Michigan school district bans students from monthly, 90-minute, off-site religious class
FREMONT, Mich. – A Michigan law that requires public schools to release students for up to two hours per week with parental permission for off-campus religious instruction hasn’t stopped Fremont Public Schools from banning the practice even for only 90 minutes per month. The district instituted the ban after receiving a complaint from someone who wrongly thought that such classes were illegal.
A letter from an Alliance Defending Freedom allied attorney sent to the school district Friday explains that both the Michigan Supreme Court and the U.S. Supreme Court have approved the release of public school students for off-campus religious classes, known as “released time” classes. The Michigan law says that, if a parent provides a permission slip, a school “shall” release the child from public school attendance “to attend religious instruction.”
“Public schools shouldn’t defy the law simply to appease an ill-informed person’s complaint,” said Timothy Denney, the author of the letter and one of nearly 3,200 attorneys allied with ADF. “If a parent provides a permission slip, release of a student for religious instruction is mandatory, not optional.”
A local organization, Bible Released Time, has been offering off-campus religious classes to students at one of the district’s schools for several years. Non-school personnel teach the privately sponsored classes, which do not occur on school grounds. After receiving a complaint from someone who erroneously claimed the school was “promoting religion” simply by releasing students for the classes, the school district instituted its ban even though the classes are lawful under both federal and state law.

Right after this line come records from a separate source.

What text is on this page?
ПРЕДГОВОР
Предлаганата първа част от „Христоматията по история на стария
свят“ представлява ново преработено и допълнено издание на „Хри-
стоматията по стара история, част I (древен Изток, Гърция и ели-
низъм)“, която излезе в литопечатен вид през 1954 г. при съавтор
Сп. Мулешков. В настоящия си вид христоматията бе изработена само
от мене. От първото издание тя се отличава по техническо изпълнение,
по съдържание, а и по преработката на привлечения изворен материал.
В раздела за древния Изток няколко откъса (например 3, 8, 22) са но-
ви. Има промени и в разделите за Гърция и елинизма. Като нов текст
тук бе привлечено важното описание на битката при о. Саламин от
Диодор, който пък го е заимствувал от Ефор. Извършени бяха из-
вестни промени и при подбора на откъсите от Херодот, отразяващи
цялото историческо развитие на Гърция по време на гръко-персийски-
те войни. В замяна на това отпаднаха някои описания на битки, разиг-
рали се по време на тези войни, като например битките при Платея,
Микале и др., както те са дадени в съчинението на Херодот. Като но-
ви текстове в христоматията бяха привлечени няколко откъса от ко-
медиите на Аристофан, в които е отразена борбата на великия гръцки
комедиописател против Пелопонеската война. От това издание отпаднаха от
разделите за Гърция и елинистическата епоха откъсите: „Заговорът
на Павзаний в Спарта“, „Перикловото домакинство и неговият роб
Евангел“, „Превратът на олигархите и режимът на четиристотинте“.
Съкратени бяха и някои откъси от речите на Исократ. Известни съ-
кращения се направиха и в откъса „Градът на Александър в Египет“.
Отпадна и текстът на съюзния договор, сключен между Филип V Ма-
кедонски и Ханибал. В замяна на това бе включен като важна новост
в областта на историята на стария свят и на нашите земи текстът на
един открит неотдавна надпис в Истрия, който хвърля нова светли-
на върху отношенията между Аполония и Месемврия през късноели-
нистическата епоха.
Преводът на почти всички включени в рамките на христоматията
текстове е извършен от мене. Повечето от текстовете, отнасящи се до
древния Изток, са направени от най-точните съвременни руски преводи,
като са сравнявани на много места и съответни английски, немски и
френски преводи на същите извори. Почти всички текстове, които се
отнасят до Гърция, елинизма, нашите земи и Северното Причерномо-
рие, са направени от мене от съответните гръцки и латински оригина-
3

Although Michigan law expressly requires public schools to release students for off-campus religious instruction for up to two class hours per week, most organizations, including Bible Released Time, only conduct classes once per month. Bible Released Time’s classes are only 90 minutes per month, and some students use their lunch hour or other free time to cover part of that time. The U.S. Supreme Court has stated that any public school that releases students for such classes “respects the religious nature of our people and accommodates the public service to their spiritual needs.”
“As a result of the school’s decision, there have been several…media reports inaccurately suggesting that off-campus Bible released time classes are unlawful. Release for future classes should be reinstated immediately,” Denney’s letter to the school district states. “This shut-down should not be repeated. Also, the school should make it clear to media outlets that, after further investigation, the school has confirmed that allowing release of students for off-campus released time religious instruction is entirely consistent with state and federal law.”
Alliance Defending Freedom is an alliance-building, non-profit legal organization that advocates for the right of people to freely live out their faith.